Mike Jeffries, chief executive officer and chairman, said in a statement the company is "continuing to achieve strong financial results against the results we posted in 2005. We made progress for the first quarter including increased sales and margin. This improvement, resulting in net income growth of 39 percent, represents a good start to fiscal 2006."
"Although our results will continue to be measured against the growth we attained last year, I am confident that our brands are positioned to generate strong financial returns this year," he added.

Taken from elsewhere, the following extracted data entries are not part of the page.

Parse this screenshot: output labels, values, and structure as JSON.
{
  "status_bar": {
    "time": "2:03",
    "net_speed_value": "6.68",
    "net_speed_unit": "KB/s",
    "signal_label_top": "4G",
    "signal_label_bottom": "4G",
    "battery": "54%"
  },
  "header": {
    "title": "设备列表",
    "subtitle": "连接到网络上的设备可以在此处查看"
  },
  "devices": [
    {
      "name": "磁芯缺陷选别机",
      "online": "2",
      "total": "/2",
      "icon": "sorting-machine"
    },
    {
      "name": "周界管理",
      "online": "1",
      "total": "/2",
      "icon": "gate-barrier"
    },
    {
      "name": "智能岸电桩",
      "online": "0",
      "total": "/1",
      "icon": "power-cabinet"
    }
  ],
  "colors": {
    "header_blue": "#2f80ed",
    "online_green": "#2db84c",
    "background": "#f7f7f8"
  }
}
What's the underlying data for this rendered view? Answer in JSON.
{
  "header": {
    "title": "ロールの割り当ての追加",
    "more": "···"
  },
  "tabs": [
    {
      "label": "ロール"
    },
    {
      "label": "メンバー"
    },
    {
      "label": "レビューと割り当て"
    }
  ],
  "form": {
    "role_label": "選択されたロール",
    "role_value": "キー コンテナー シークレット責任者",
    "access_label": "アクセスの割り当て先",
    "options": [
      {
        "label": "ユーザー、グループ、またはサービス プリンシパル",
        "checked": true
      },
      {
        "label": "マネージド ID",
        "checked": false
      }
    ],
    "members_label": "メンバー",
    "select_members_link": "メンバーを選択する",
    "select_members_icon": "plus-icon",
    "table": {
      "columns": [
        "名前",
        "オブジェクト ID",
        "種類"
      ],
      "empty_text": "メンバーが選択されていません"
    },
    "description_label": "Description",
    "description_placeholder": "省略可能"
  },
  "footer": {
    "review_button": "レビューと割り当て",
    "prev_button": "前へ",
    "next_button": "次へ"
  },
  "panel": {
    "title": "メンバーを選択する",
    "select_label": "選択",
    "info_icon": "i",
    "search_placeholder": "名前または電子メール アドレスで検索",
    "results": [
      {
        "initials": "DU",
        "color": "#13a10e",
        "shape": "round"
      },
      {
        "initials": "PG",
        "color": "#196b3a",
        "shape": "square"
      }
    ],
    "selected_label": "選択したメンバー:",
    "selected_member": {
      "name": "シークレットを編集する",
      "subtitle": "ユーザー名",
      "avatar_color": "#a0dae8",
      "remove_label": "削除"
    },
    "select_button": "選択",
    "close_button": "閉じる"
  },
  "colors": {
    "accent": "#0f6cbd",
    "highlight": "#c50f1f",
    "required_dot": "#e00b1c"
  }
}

During the most recent quarter, the gross margin rate was 65.4 percent, which compares with 65.3 percent in the prior-year period. Operating income as a percent of sales rose to 12.8 percent from 12.5 percent in the previous year's quarter. Total same-store sales for the quarter showed an increase of 6 percent.
By brand, the retailer's Abercrombie & Fitch unit's net sales increased 4 percent, to $312.7 million, while comps decreased 4 percent. At the abercrombie division, net sales climbed 26 percent, to $79.5 million, and same-store sales gained 30 percent. At Hollister, net sales jumped 45 percent to $259.5 million and comps increased 13 percent.
Due to the strong results, the retailer estimates first-half EPS to be between $1.28 and $1.33, which compares with prior guidance of $1.23 to $1.28.
In addition, capital expenditures for the year are expected to be somewhere between $400 million and $420 million. The company said approximately $260 million of the spending is earmarked for "new store construction, store remodels, conversions and improvements to existing stores, with the remainder related to home office and distribution center investments."